Probing first-order electroweak phase transition via primordial black holes in the effective field theory

TL;DR

This paper explores how primordial black holes formed during a first-order electroweak phase transition could be detected through microlensing, offering a new way to probe early universe physics and the nature of the electroweak phase transition.

Contribution

It introduces a framework using nearly aligned Higgs effective field theory to connect electroweak phase transition dynamics with primordial black hole production and their potential observability.

Findings

Primordial black holes of about 10^-5 solar masses can be produced during the electroweak phase transition.

Current and future microlensing surveys can potentially detect these black holes.

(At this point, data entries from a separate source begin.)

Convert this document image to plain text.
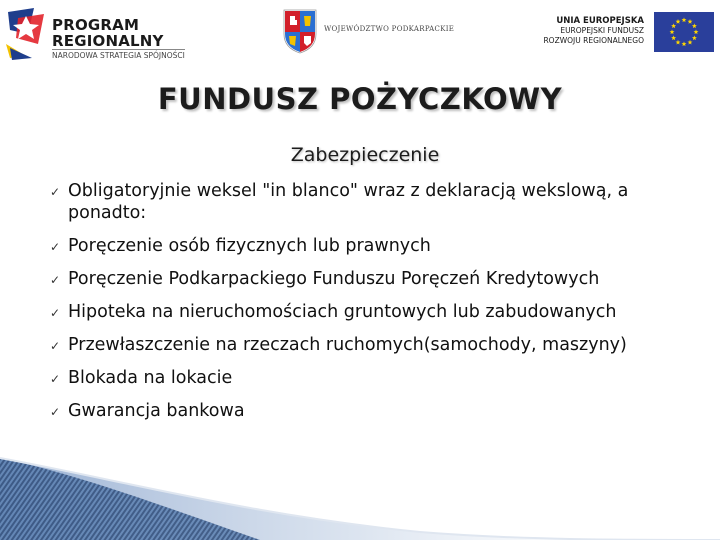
PROGRAM
REGIONALNY
NARODOWA STRATEGIA SPÓJNOŚCI
WOJEWÓDZTWO PODKARPACKIE
UNIA EUROPEJSKA
EUROPEJSKI FUNDUSZ
ROZWOJU REGIONALNEGO
FUNDUSZ POŻYCZKOWY
Zabezpieczenie
✓ Obligatoryjnie weksel "in blanco" wraz z deklaracją wekslową, a ponadto:
✓ Poręczenie osób fizycznych lub prawnych
✓ Poręczenie Podkarpackiego Funduszu Poręczeń Kredytowych
✓ Hipoteka na nieruchomościach gruntowych lub zabudowanych
✓ Przewłaszczenie na rzeczach ruchomych(samochody, maszyny)
✓ Blokada na lokacie
✓ Gwarancja bankowa
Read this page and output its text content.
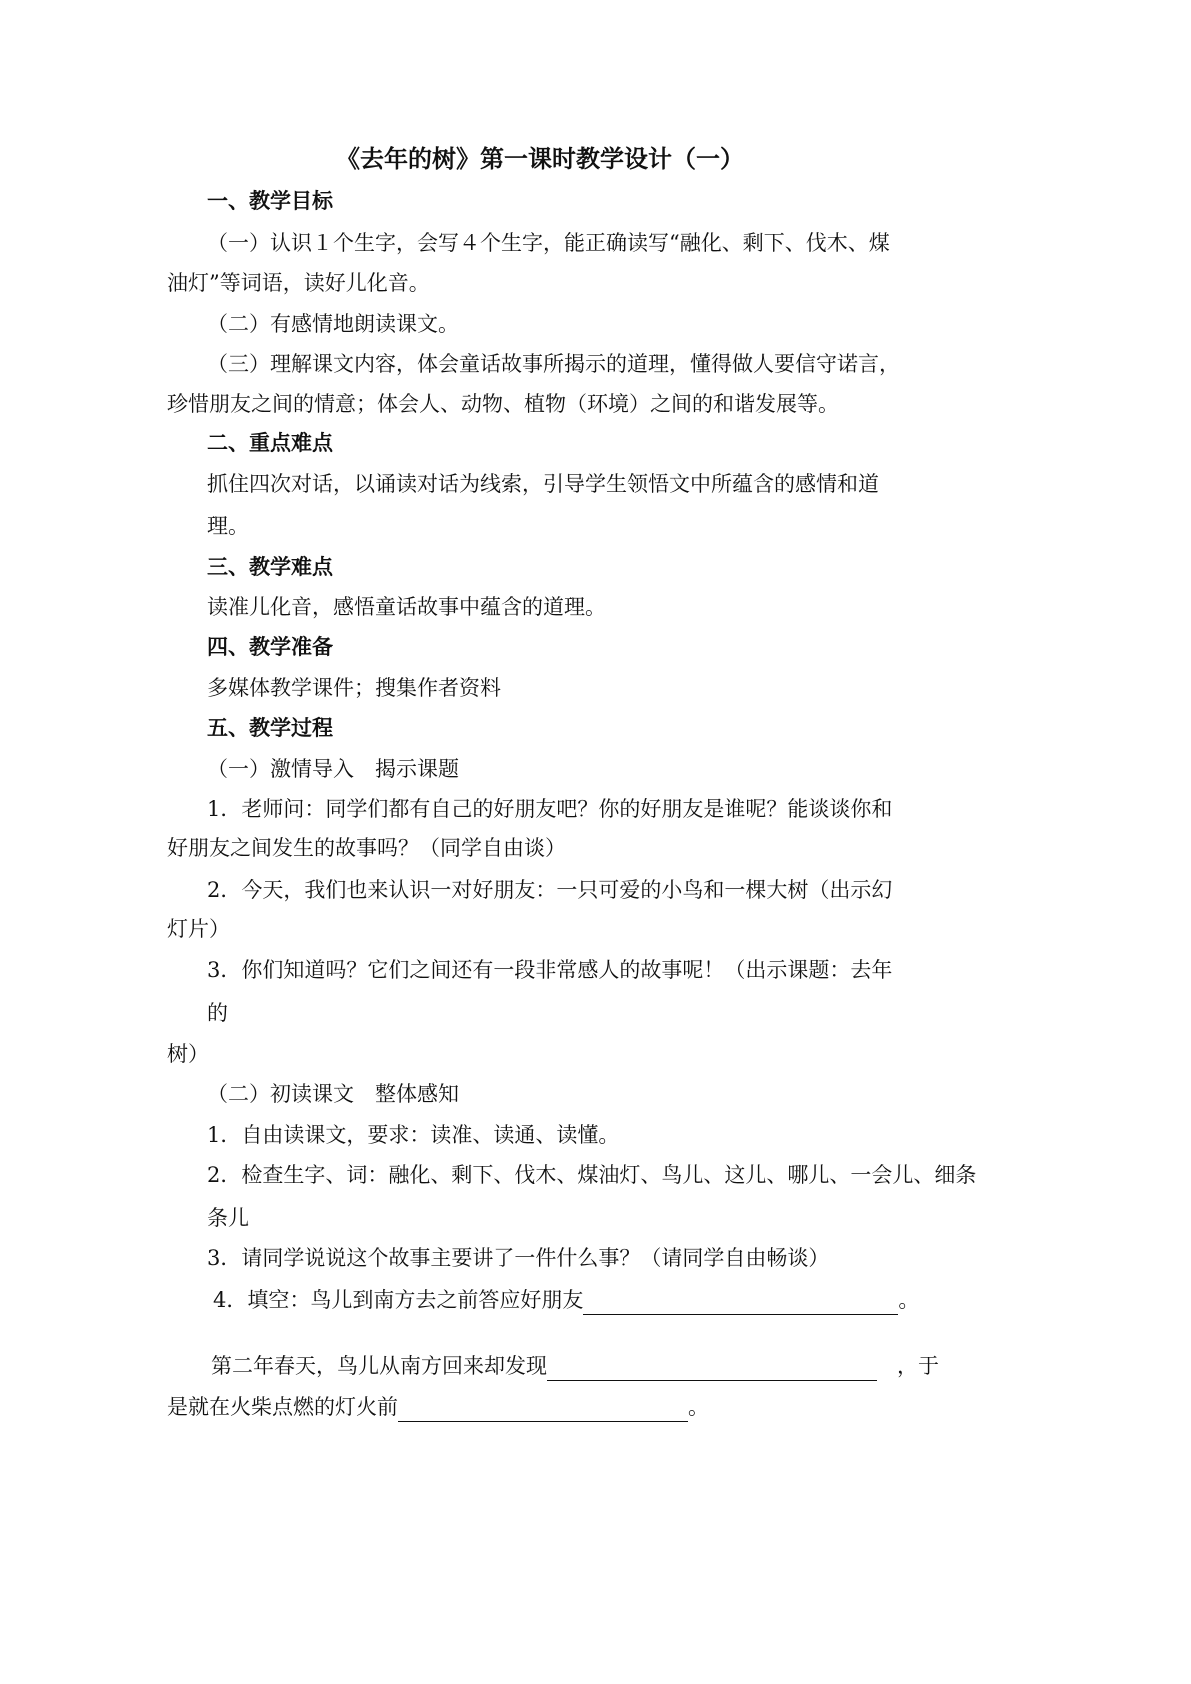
《去年的树》第一课时教学设计（一）
一、教学目标
（一）认识１个生字，会写４个生字，能正确读写“融化、剩下、伐木、煤
油灯”等词语，读好儿化音。
（二）有感情地朗读课文。
（三）理解课文内容，体会童话故事所揭示的道理，懂得做人要信守诺言，
珍惜朋友之间的情意；体会人、动物、植物（环境）之间的和谐发展等。
二、重点难点
抓住四次对话，以诵读对话为线索，引导学生领悟文中所蕴含的感情和道
理。
三、教学难点
读准儿化音，感悟童话故事中蕴含的道理。
四、教学准备
多媒体教学课件；搜集作者资料
五、教学过程
（一）激情导入　揭示课题
1．老师问：同学们都有自己的好朋友吧？你的好朋友是谁呢？能谈谈你和
好朋友之间发生的故事吗？（同学自由谈）
2．今天，我们也来认识一对好朋友：一只可爱的小鸟和一棵大树（出示幻
灯片）
3．你们知道吗？它们之间还有一段非常感人的故事呢！（出示课题：去年
的
树）
（二）初读课文　整体感知
1．自由读课文，要求：读准、读通、读懂。
2．检查生字、词：融化、剩下、伐木、煤油灯、鸟儿、这儿、哪儿、一会儿、细条
条儿
3．请同学说说这个故事主要讲了一件什么事？（请同学自由畅谈）
4．填空：鸟儿到南方去之前答应好朋友	。
第二年春天，鸟儿从南方回来却发现	，于
是就在火柴点燃的灯火前	。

Complementary detection methods include gravitational waves and collider experiments.

Abstract

We investigate production of primordial black holes from first-order electroweak phase transition in the framework of the nearly aligned Higgs effective field theory, in which non-decoupling quantum effects are properly described. Since the mass of such primordial black holes is evaluated to be about $10^{-5}$ of the solar mass, current and future microlensing observations such as Subaru HSC, OGLE, PRIME and Roman Space Telescope may be able to probe the electroweak phase transition. We study parameter regions where primordial black holes can be produced by the first-order electroweak phase transition, and explore their detectability at these observations. Complementarity of primordial black hole observations, gravitational wave observations and collider experiments is also discussed for testing the nature of the electroweak phase transition.